04 - Combine all dressing ingredients in a blender or food processor. Blend until smooth and creamy. Adjust seasoning as needed.
05 - In a large bowl, mix chopped romaine, shredded cabbage, diced cucumber, sliced scallions, chopped parsley, basil, chives, and diced avocado.
06 - Drizzle the dressing over the salad ingredients and toss gently to evenly coat.
07 - Top the dressed salad with crispy chickpeas immediately before serving to maintain crunch.

# Expert Advice:

01 -
  • The chickpeas get so crispy and golden in the air fryer that you'll find yourself eating them straight from the bowl before they even hit the salad.
  • That green goddess dressing tastes like summer in a spoonful—tangy, herbaceous, and creamy without feeling heavy.
  • It's genuinely filling enough to eat as a full meal, not just a side that leaves you hungry an hour later.
02 -
  • The chickpeas must be completely dry before they go in the air fryer, or they'll steam instead of crisp; learn this the hard way once, and you'll never forget.
  • Add the avocado at the very last moment—it oxidizes quickly, and nobody wants brown spots in their bright green salad.
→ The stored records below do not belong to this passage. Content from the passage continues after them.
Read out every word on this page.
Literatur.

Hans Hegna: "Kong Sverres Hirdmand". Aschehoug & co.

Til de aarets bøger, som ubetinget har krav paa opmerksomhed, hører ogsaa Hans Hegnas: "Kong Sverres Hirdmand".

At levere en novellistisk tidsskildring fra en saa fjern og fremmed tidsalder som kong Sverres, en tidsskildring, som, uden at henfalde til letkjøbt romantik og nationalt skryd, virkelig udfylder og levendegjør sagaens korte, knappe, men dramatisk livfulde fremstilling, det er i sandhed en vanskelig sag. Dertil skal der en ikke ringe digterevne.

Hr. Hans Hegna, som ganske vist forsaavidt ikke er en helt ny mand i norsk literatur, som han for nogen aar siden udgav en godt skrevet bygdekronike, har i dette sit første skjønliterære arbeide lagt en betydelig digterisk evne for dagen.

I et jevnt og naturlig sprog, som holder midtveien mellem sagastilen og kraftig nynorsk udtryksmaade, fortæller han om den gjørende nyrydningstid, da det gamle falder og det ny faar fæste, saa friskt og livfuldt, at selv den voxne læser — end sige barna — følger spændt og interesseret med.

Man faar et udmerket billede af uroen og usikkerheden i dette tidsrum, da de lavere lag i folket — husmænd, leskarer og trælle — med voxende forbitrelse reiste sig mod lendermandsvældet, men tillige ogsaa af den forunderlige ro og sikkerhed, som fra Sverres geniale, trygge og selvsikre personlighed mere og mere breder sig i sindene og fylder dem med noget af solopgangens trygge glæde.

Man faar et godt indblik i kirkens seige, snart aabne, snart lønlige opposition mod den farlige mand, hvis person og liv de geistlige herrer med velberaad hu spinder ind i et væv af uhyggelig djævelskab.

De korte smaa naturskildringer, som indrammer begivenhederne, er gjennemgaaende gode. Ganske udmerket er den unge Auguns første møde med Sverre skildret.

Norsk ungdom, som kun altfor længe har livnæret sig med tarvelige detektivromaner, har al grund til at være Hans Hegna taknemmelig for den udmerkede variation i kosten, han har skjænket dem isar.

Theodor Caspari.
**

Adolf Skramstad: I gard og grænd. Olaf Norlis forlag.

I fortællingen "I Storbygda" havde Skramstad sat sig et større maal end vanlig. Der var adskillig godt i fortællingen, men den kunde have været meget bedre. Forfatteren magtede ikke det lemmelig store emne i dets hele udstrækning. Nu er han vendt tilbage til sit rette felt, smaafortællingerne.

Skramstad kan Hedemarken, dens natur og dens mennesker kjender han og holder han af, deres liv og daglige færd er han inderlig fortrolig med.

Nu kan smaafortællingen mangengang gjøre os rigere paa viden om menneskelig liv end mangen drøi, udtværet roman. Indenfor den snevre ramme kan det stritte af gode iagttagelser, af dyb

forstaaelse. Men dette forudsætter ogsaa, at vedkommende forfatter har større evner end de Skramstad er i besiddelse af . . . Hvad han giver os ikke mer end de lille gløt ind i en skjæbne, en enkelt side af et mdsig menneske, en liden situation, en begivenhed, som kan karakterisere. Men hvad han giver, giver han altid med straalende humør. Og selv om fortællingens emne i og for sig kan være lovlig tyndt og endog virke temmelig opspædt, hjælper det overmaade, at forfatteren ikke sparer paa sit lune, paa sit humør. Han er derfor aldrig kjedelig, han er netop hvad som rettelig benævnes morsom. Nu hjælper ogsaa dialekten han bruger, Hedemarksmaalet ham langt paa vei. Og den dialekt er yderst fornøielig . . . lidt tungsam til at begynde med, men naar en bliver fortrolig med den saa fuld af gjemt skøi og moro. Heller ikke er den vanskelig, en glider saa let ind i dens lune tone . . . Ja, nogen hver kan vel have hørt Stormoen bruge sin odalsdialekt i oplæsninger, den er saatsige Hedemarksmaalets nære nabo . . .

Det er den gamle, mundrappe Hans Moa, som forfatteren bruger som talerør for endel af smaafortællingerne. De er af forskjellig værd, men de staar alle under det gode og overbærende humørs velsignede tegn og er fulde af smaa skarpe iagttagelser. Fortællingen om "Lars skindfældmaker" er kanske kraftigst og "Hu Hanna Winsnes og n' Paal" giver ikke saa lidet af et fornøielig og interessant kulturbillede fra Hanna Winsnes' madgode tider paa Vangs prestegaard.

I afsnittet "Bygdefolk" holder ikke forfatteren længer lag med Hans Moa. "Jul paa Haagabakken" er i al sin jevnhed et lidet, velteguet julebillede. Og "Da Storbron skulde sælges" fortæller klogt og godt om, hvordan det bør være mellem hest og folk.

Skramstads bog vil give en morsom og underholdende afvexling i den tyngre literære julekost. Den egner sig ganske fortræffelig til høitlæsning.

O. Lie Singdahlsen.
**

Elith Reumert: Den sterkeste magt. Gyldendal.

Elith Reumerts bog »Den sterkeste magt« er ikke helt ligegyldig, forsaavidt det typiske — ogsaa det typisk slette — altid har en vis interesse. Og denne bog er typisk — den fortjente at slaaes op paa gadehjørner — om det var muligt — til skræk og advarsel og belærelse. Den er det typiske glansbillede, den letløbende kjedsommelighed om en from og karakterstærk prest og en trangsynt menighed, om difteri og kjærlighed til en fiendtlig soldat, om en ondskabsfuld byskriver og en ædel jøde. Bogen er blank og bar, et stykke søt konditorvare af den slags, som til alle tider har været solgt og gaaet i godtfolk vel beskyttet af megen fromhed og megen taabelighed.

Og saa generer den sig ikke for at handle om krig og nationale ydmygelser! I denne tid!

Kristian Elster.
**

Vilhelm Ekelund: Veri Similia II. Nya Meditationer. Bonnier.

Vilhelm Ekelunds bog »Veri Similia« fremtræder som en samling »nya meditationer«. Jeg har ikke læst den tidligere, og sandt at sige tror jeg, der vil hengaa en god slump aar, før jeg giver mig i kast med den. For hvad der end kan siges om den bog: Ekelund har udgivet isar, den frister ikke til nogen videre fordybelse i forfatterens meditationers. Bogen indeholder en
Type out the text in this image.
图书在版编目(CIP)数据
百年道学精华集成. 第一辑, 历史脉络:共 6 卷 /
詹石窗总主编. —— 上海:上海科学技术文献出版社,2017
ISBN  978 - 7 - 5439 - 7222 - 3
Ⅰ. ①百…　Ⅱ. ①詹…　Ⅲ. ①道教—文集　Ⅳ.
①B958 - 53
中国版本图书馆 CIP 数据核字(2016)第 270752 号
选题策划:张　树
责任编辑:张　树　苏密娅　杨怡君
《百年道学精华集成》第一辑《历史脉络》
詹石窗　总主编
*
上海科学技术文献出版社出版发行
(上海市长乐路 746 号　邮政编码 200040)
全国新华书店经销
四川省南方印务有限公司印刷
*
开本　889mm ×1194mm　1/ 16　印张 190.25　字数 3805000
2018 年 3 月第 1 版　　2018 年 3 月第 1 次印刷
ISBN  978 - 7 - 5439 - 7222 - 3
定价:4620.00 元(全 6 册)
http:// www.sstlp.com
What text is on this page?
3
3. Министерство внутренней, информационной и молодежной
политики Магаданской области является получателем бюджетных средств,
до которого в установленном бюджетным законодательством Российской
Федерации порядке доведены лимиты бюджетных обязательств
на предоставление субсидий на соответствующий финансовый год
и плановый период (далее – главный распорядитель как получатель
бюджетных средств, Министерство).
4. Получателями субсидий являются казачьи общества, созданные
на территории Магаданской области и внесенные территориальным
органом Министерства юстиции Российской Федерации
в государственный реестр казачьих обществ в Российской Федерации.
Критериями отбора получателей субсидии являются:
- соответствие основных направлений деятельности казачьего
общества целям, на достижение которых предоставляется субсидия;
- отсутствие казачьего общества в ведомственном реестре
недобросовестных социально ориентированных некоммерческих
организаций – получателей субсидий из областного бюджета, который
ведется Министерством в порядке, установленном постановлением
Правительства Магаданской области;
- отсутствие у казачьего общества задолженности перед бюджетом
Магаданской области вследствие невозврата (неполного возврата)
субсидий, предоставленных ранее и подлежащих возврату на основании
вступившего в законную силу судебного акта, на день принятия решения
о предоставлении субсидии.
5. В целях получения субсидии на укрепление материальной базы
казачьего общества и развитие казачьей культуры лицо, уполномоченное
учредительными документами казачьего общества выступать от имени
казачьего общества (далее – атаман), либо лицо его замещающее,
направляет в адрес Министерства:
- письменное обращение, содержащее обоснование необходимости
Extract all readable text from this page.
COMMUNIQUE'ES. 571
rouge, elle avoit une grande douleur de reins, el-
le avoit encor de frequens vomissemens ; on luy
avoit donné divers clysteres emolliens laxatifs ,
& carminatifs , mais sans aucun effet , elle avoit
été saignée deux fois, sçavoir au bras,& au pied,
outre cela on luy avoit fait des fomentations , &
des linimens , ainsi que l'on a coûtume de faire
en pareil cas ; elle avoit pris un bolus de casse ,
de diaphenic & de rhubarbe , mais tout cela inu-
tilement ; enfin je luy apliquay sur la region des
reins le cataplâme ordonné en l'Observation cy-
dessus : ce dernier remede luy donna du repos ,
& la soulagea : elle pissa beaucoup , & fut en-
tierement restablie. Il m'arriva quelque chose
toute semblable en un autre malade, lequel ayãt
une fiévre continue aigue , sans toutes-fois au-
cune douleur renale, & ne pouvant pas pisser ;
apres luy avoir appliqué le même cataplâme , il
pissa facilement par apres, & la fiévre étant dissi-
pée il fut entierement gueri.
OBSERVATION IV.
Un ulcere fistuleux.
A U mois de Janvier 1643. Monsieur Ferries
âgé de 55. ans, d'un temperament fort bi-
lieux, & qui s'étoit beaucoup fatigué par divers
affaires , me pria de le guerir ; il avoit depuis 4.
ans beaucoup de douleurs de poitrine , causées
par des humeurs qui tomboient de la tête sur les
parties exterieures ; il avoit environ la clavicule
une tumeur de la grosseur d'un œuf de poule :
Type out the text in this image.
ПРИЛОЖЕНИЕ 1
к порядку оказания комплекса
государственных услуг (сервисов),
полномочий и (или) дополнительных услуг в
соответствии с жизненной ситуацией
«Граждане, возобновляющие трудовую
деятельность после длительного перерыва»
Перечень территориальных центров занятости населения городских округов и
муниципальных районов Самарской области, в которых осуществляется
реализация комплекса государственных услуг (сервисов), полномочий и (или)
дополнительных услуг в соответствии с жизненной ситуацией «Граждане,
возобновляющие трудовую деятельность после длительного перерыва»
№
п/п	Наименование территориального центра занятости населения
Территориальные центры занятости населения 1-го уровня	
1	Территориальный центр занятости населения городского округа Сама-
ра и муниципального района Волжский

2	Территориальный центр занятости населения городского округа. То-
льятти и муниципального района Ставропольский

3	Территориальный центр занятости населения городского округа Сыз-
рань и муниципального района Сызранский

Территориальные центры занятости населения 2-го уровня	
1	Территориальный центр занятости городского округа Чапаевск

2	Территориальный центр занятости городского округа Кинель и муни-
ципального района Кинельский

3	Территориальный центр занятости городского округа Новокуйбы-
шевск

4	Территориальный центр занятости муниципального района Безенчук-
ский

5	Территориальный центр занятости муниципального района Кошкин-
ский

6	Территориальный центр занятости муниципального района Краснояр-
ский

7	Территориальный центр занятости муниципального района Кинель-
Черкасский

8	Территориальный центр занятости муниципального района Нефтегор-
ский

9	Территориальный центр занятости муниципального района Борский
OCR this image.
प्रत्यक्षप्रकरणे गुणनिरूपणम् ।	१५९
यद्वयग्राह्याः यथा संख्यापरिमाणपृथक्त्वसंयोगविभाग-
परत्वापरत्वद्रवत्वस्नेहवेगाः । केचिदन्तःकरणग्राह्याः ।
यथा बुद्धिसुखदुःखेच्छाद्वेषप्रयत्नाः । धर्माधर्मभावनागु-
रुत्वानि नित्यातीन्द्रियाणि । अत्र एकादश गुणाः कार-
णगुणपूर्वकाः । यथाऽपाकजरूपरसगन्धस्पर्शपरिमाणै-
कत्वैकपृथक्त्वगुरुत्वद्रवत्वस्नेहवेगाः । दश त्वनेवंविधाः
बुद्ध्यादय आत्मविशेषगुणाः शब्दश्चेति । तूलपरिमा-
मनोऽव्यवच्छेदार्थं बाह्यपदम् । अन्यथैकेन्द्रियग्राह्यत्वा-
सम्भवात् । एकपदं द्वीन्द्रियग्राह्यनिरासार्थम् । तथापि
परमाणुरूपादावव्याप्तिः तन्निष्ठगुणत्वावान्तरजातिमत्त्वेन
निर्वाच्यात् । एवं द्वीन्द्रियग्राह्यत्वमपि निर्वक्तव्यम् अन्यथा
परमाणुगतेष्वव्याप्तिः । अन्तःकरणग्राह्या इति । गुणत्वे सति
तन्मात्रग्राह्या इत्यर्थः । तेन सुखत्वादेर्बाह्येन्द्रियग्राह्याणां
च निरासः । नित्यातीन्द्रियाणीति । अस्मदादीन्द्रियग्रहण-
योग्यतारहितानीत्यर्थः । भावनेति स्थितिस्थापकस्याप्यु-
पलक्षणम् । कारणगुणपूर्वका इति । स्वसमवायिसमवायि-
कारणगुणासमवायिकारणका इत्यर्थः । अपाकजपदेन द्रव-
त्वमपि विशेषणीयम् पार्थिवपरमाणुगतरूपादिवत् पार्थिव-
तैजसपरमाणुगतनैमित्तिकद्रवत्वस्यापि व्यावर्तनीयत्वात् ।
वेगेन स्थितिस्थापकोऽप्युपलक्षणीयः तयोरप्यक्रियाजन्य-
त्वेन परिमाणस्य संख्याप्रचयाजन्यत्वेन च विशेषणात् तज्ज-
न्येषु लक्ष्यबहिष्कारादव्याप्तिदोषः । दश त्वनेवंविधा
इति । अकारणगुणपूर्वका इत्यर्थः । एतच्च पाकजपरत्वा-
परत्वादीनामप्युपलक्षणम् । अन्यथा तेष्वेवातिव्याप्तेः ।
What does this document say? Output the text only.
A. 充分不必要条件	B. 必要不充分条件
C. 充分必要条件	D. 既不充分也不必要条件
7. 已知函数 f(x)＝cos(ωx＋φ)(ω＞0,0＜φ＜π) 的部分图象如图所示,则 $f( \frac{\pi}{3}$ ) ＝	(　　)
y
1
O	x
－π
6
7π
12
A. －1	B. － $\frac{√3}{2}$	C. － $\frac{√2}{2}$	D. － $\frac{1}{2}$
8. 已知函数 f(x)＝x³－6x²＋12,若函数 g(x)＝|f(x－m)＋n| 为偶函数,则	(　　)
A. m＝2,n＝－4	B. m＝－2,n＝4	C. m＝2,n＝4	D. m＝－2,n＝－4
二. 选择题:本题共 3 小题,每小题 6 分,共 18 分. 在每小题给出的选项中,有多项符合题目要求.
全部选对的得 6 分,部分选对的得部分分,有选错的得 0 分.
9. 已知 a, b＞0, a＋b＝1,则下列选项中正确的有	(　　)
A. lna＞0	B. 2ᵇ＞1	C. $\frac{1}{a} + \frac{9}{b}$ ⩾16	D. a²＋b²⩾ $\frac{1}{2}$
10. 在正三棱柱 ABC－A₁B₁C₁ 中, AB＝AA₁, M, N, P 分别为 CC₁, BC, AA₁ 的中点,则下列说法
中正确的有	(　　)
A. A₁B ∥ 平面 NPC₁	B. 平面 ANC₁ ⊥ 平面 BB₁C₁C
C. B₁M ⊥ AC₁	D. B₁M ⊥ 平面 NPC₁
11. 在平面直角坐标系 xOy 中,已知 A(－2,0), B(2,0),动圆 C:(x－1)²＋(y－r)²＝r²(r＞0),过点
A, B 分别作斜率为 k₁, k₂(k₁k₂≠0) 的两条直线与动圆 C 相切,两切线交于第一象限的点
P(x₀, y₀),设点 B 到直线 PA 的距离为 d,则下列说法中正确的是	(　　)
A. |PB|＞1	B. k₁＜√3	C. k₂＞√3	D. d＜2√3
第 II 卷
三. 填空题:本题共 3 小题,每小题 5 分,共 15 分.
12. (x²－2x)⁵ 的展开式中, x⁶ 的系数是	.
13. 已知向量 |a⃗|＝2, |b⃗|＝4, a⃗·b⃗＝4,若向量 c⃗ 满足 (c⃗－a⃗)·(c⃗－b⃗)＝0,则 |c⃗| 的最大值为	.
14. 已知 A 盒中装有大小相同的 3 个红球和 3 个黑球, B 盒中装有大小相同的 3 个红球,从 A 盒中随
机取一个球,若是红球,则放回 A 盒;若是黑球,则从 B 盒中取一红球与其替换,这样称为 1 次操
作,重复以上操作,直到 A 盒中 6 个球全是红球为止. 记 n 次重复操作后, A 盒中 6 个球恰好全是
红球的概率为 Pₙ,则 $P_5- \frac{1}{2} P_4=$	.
  • The dressing can be made up to two days ahead, but dress the greens no more than 15 minutes before eating, or they'll start to wilt.
03 -
  • Chill your salad bowl before assembling if it's hot outside—warm greens will wilt faster than you can eat them.
  • Make double the dressing and keep it in a jar in the fridge; it's equally good on roasted vegetables, grain bowls, or as a dip for bread.
  • If the chickpeas soften after sitting in the dressing, you can re-crisp them in the air fryer for two minutes—they'll bounce right back.